Government sources said that these 17 advisors are paid for by either Foreign and Commonwealth Office or Department for International Development and at no cost to TCIG. However, this could not be independently confirmed by The SUN. An informed source within the Turks and Caicos Islands Government told this newspaper that the UK advisors are the ones who are “running things in government”.

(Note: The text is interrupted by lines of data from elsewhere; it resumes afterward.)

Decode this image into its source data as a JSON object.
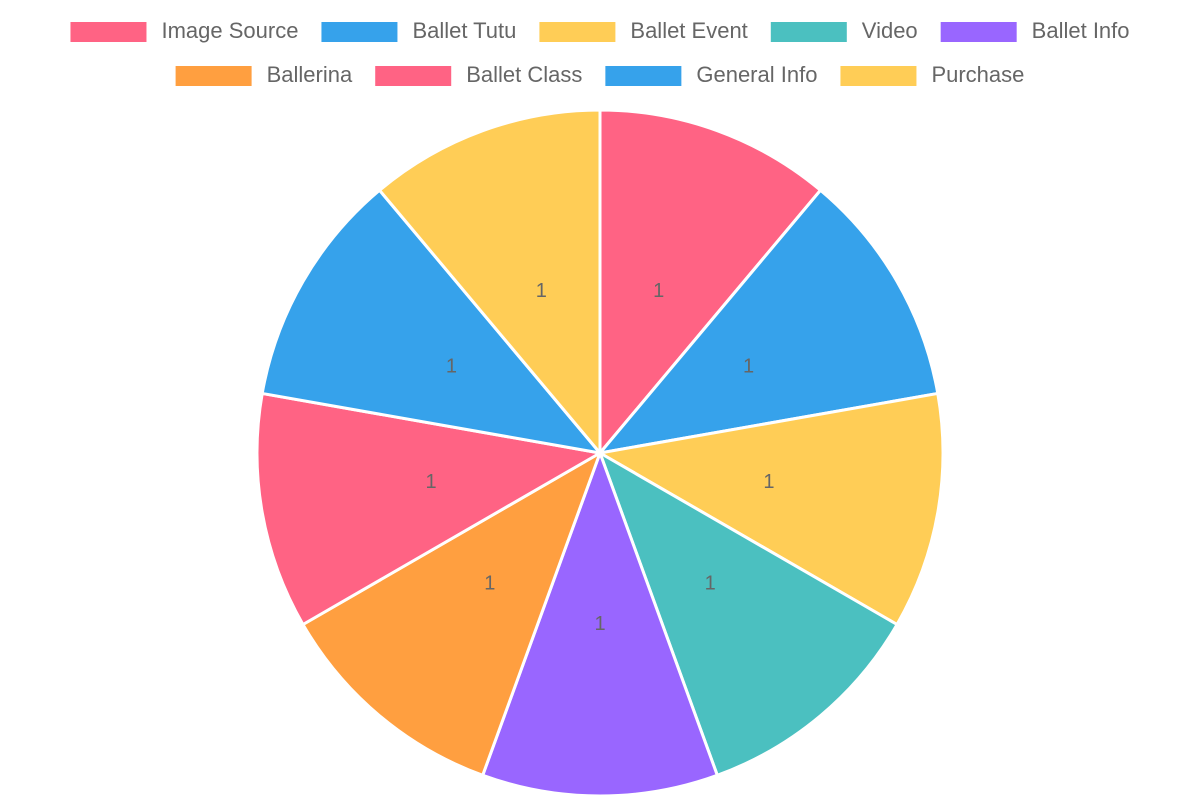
{
  "chart_data": {
    "type": "pie",
    "categories": [
      "Image Source",
      "Ballet Tutu",
      "Ballet Event",
      "Video",
      "Ballet Info",
      "Ballerina",
      "Ballet Class",
      "General Info",
      "Purchase"
    ],
    "values": [
      1,
      1,
      1,
      1,
      1,
      1,
      1,
      1,
      1
    ],
    "colors": [
      "#ff6384",
      "#36a2eb",
      "#ffcd56",
      "#4bc0c0",
      "#9966ff",
      "#ff9f40",
      "#ff6384",
      "#36a2eb",
      "#ffcd56"
    ],
    "legend": "top"
  }
}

“I can tell you for a fact that the Permanent Secretaries, the Under Secretaries and the heads of the departments don’t have any say whatsoever in what’s going on. They just carry out orders and rubber stamp almost everything that the advisors ask them to do,” said the source who asked not to be identified because they were not authorised to speak to the media. “After you print this information some of them may want to challenge you and tell you otherwise but take it from me, they (Turks and Caicos Islanders) have no decision-making powers. It is like a plantation in the government. The Brits are the masters and we are the slaves.”
During a press conference in February 2010, Director of Overseas Territories in the Foreign and Commonwealth Office Mr. Colin Roberts said there will be a “greater British presence” in this country for quite some time. At that press conference Roberts told a blatant lie when he said the British intended to hold elections here by mid-2011.

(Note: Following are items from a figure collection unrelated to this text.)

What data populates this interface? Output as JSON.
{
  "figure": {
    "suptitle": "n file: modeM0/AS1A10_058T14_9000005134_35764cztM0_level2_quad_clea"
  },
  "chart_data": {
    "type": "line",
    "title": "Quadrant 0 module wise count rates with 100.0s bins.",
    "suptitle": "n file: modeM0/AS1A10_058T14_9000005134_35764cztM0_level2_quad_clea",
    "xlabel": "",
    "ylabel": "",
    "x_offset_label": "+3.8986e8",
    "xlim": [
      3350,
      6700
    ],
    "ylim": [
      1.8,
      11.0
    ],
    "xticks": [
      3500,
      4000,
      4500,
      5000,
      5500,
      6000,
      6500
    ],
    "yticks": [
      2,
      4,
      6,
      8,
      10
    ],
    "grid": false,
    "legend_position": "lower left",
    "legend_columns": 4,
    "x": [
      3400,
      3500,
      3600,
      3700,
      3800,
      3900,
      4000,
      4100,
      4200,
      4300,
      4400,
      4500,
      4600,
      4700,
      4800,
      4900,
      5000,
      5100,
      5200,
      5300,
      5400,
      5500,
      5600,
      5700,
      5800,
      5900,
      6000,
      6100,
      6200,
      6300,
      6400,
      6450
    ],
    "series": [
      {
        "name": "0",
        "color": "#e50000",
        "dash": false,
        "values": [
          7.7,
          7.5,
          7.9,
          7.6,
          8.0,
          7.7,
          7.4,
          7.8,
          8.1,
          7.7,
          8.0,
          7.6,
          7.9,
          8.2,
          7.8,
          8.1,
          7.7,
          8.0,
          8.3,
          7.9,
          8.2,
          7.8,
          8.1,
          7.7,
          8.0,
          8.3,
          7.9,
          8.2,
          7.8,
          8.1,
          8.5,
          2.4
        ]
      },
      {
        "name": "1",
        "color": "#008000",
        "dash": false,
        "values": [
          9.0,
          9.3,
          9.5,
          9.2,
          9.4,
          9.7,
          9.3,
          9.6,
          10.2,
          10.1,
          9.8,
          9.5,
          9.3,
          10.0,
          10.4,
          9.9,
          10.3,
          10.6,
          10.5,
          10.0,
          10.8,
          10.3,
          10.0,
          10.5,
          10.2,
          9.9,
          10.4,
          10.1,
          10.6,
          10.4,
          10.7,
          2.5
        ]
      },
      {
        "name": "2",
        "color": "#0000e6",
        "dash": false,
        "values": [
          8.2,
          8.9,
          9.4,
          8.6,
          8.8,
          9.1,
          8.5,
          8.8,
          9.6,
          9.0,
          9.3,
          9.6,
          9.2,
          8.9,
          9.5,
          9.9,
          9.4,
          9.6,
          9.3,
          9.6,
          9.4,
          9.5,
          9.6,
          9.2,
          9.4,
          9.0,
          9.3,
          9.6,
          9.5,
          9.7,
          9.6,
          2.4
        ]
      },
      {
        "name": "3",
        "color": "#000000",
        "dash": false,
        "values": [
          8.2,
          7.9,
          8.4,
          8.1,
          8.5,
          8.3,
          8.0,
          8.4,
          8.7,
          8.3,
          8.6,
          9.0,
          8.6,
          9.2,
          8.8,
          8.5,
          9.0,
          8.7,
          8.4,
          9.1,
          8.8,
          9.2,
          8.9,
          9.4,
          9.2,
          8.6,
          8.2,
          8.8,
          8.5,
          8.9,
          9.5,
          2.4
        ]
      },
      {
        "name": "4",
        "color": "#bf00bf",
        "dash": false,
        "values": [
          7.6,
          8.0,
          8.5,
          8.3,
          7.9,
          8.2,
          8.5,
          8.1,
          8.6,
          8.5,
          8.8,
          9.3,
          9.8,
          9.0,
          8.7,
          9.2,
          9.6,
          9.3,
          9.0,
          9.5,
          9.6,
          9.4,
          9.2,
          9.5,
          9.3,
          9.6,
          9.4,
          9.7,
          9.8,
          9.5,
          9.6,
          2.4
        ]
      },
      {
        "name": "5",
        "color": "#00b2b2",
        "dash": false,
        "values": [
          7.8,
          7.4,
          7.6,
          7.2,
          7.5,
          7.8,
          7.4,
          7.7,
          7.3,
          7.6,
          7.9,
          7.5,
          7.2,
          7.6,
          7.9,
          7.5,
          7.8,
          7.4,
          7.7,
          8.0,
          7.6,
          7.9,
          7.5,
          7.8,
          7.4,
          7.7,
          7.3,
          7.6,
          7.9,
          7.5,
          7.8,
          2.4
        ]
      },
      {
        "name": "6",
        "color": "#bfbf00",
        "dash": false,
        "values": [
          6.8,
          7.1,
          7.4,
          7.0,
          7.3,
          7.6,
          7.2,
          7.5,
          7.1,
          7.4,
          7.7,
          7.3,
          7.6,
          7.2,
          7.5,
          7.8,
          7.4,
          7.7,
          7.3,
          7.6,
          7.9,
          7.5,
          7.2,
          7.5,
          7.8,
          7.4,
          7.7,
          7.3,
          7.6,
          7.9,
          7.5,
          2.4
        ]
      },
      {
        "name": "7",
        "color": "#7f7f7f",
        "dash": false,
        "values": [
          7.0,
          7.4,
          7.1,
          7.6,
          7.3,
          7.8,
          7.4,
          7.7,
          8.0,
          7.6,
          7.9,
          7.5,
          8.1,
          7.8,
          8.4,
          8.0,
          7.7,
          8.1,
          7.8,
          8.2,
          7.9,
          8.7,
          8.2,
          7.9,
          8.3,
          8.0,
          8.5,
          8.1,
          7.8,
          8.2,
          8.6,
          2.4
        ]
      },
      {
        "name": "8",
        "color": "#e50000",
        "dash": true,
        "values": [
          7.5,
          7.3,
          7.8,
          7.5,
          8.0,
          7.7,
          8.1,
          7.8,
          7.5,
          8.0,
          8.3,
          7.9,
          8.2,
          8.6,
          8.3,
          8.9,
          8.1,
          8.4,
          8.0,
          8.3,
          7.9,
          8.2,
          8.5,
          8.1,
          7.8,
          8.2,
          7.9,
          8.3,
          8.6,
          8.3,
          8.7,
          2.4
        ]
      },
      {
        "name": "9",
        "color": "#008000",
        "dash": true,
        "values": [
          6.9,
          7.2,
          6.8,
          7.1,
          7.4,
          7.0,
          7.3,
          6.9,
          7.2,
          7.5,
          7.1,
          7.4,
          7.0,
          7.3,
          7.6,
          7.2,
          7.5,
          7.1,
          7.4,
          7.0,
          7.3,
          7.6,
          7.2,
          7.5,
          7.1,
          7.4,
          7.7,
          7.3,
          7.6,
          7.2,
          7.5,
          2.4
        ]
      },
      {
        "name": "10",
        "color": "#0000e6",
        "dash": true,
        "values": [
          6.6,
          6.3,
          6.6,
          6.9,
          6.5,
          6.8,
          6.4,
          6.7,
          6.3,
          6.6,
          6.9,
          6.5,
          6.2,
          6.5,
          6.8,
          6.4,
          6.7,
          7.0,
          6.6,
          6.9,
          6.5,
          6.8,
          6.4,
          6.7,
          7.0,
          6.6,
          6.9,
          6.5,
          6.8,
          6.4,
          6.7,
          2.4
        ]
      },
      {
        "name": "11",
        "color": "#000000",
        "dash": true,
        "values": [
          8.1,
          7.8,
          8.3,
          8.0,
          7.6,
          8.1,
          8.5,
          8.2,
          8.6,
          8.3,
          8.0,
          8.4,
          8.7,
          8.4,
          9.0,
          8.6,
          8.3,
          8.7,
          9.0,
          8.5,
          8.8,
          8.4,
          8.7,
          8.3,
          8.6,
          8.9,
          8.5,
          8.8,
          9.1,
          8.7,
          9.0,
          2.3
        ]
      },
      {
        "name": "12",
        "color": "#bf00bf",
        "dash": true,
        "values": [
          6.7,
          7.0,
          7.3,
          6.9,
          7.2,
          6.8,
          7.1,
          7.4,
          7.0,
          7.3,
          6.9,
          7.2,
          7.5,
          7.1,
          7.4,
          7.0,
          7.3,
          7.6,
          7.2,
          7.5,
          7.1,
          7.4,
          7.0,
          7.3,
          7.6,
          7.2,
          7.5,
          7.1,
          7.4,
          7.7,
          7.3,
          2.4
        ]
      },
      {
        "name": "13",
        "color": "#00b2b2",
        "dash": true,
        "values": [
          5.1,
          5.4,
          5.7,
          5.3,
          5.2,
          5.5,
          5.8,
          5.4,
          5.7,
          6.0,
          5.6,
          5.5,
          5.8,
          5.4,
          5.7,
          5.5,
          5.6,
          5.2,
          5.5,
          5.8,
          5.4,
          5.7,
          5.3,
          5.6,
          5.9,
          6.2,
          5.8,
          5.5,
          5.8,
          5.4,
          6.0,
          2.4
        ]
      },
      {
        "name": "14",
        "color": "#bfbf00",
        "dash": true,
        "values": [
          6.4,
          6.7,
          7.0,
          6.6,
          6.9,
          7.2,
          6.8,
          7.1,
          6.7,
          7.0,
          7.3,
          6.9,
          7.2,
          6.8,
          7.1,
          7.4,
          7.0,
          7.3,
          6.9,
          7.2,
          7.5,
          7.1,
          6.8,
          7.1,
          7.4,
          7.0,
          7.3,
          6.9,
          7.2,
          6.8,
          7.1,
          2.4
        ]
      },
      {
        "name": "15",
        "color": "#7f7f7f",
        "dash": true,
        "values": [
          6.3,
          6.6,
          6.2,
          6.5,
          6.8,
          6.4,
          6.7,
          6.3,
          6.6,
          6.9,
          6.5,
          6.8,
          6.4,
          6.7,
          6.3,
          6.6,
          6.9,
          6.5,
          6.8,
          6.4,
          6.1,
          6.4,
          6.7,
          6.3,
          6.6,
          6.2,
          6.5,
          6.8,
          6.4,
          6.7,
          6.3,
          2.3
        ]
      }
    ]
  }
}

He said then: “The end result of the constitutional, the electoral and political system must be to put in place arrangements which will give the people of the Turks and Caicos Islands, the British Government and the international community the assurance that reforms which we are putting in place are irreversible and that the principles of good governance will be upheld. This will mean that there will be greater British presence in TCI after the elections in 2011; a greater British presence than existed before August 2009.”
Roberts added: “The kind of British presence that has been here before August 2009 which is essentially three or four people, is probably not sufficient to ensure that good governance and reforms are properly implemented. So we will probably have to have a slightly reinforced Governor’s Office and some technical advisors in place, but I would not characterize it as a heavy British presence. It would simply be what is enough to achieve the objectives of ensuring good governance.”
He noted, for example, that there will be a radical reform of the Crown land policy to avoid.